Это было в конце ноября. На следующий день он, как было условлено, получил свой участок у моста.
Без этого, думал теперь Ханс-Юрген, подсчитывая свою дневную выручку под мрачной башней замка Святого Ангела — двадцать пять, двадцать шесть, — они с приором, по всей вероятности, зимы не пережили бы. Двадцать семь сольдо, в среднем за день так и выходило. Выручка его в первый день оказалась счастливой случайностью, и те несколько сумасбродные размышления, что обуревали его по пути в «Посох» после встречи со своим грубоватым спасителем (может, он сумеет когда-нибудь накопить достаточно, чтобы бежать из этого города, ставшего для них тюрьмой), прекратились через несколько дней. Надо было покупать дрова, ламповое масло или свечи, хлеб, а время от времени требовалось умиротворять вдову Лаппи, поскольку они остались единственными постояльцами в «Посохе». После того как был убит ее муж, она появилась в прихожей, где восседала на стуле, снабженном подушечкой из конского волоса. Этот конский волос высыпался из прорехи где-то снизу, синьора Лаппи подбирала его с пола и заталкивала обратно, при этом не поднимаясь со стула. Кажется, она вообще с него не поднималась. Хансу-Юргену случалось натыкаться на нее, когда она, наклонившись в сторону и упираясь рукой в пол, кряхтела и рычала от неимоверных усилий. Как-то раз он попытался ей помочь, и женщина ударила его своей метлой. К ее стулу цепью был прикреплен ящик. В этом ящике хранилась их «плата за вход». Иногда он клал туда целых четыре сольдо, обычно же — гораздо меньше. Порой туда отправлялся ржавый гвоздь или осколок стекла. Но считать было бессмысленно — настоящая плата за вход вносилась в совершенно другой монете, и вносилась она отцом Йоргом.
Вдова Лаппи ненавидела его. Самый вид его был ей отвратителен.
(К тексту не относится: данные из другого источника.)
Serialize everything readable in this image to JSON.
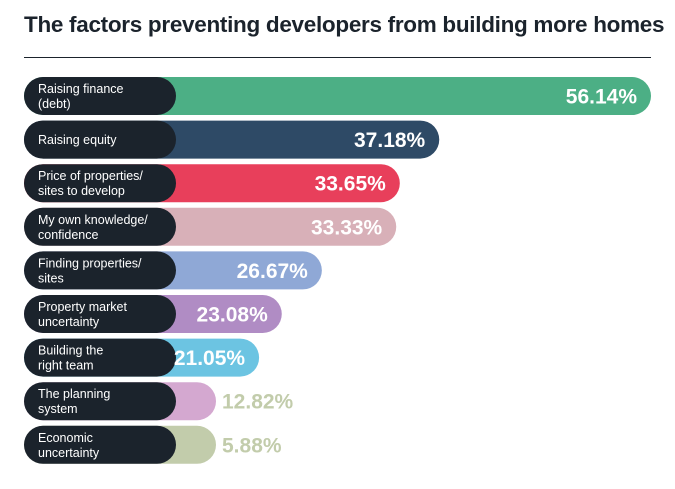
{
  "chart_data": {
    "type": "bar",
    "orientation": "horizontal",
    "title": "The factors preventing developers from building more homes",
    "categories": [
      [
        "Raising finance",
        "(debt)"
      ],
      [
        "Raising equity"
      ],
      [
        "Price of properties/",
        "sites to develop"
      ],
      [
        "My own knowledge/",
        "confidence"
      ],
      [
        "Finding properties/",
        "sites"
      ],
      [
        "Property market",
        "uncertainty"
      ],
      [
        "Building the",
        "right team"
      ],
      [
        "The planning",
        "system"
      ],
      [
        "Economic",
        "uncertainty"
      ]
    ],
    "values": [
      56.14,
      37.18,
      33.65,
      33.33,
      26.67,
      23.08,
      21.05,
      12.82,
      5.88
    ],
    "value_labels": [
      "56.14%",
      "37.18%",
      "33.65%",
      "33.33%",
      "26.67%",
      "23.08%",
      "21.05%",
      "12.82%",
      "5.88%"
    ],
    "colors": [
      "#4caf85",
      "#2e4a66",
      "#e83f5b",
      "#d8b0b8",
      "#8fa8d6",
      "#b08cc4",
      "#6cc4e2",
      "#d4a8d0",
      "#c2ccab"
    ],
    "label_pill_color": "#1b232c",
    "value_label_outside_color": "#c2ccab",
    "xlim": [
      0,
      56.14
    ],
    "grid": false,
    "legend": "none"
  }
}
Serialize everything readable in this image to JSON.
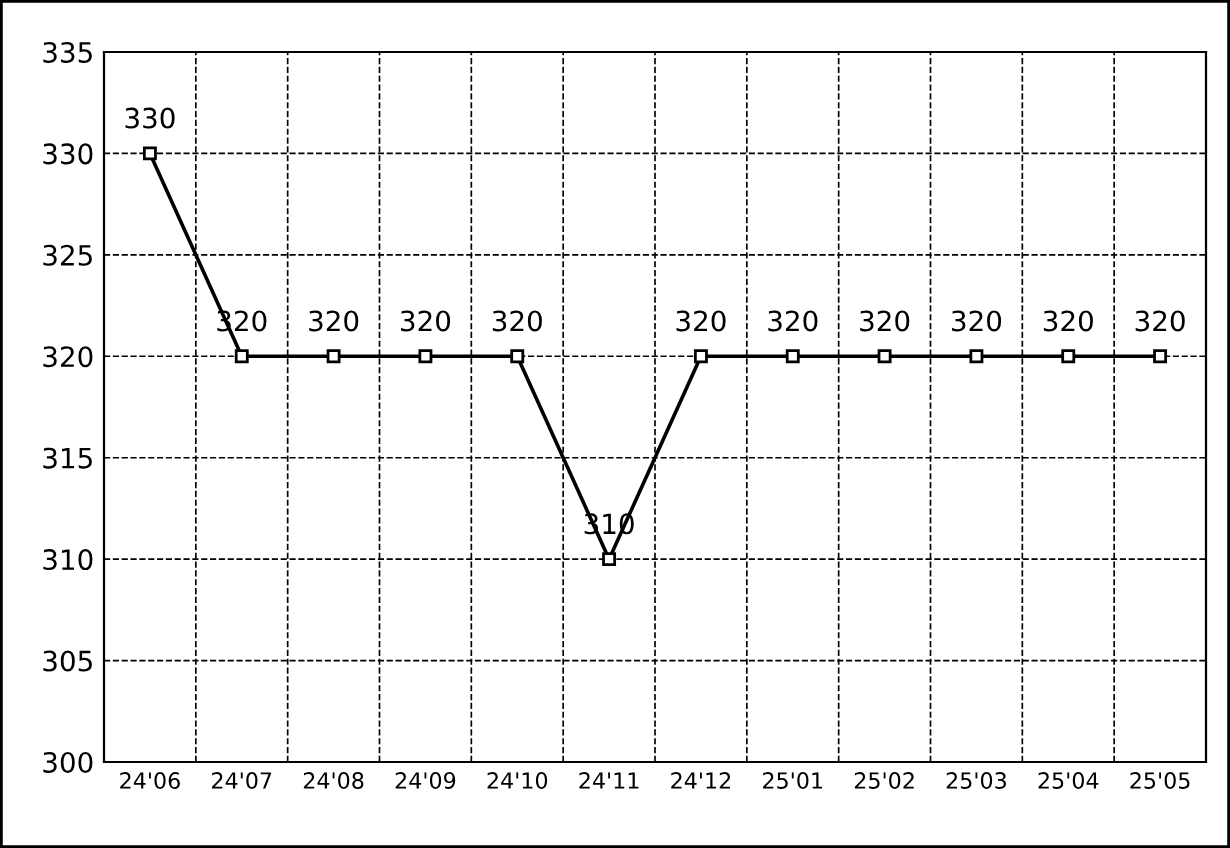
{
  "chart_data": {
    "type": "line",
    "categories": [
      "24'06",
      "24'07",
      "24'08",
      "24'09",
      "24'10",
      "24'11",
      "24'12",
      "25'01",
      "25'02",
      "25'03",
      "25'04",
      "25'05"
    ],
    "series": [
      {
        "color": "#000000",
        "values": [
          330,
          320,
          320,
          320,
          320,
          310,
          320,
          320,
          320,
          320,
          320,
          320
        ]
      }
    ],
    "ylim": [
      300,
      335
    ],
    "yticks": [
      300,
      305,
      310,
      315,
      320,
      325,
      330,
      335
    ],
    "grid": true,
    "marker": "square",
    "line_style": "solid",
    "data_labels": true
  }
}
Каждый раз, когда он являлся вечером после бесплодного пребывания во дворе Сан-Дамазо, женщина принималась визжать и орать на него, утверждая, что он бесстыжий мошенник, что он только притворяется слепым, и когда эта ритуальная ярость доходила до нужного накала, она обвиняла его в убийстве ее мужа. Лаппи, по словам вдовы, был бы по-прежнему жив, если бы не отец Йорг. Эта убежденность не основывалась ни на каких уликах или соображениях, кроме того, что убийцу так и не нашли, что единственными людьми, с которыми, насколько мог видеть Ханс-Юрген, она входила в соприкосновение, были он сам и приор и что столь неистовая и столь тщательно лелеемая ненависть по отношению к последнему едва ли могла существовать без искренней веры в то, что эта ненависть оправданна. Вдова верила в его виновность, потому что так было надо. Все, что у нее имелось, — это стул с прорехой и слепец. Ей порой не терпелось, чтобы он осторожно поднялся по ступенькам и тихонько, по-воровски ступил в прихожую, где столь же безмолвная, бдительная вдова ждала бы его со своей метлой… Однажды она разбила ему нос. Ее разочарованные вопли раздавались долгое время после того, как Йорг пробирался мимо нее и исчезал из виду.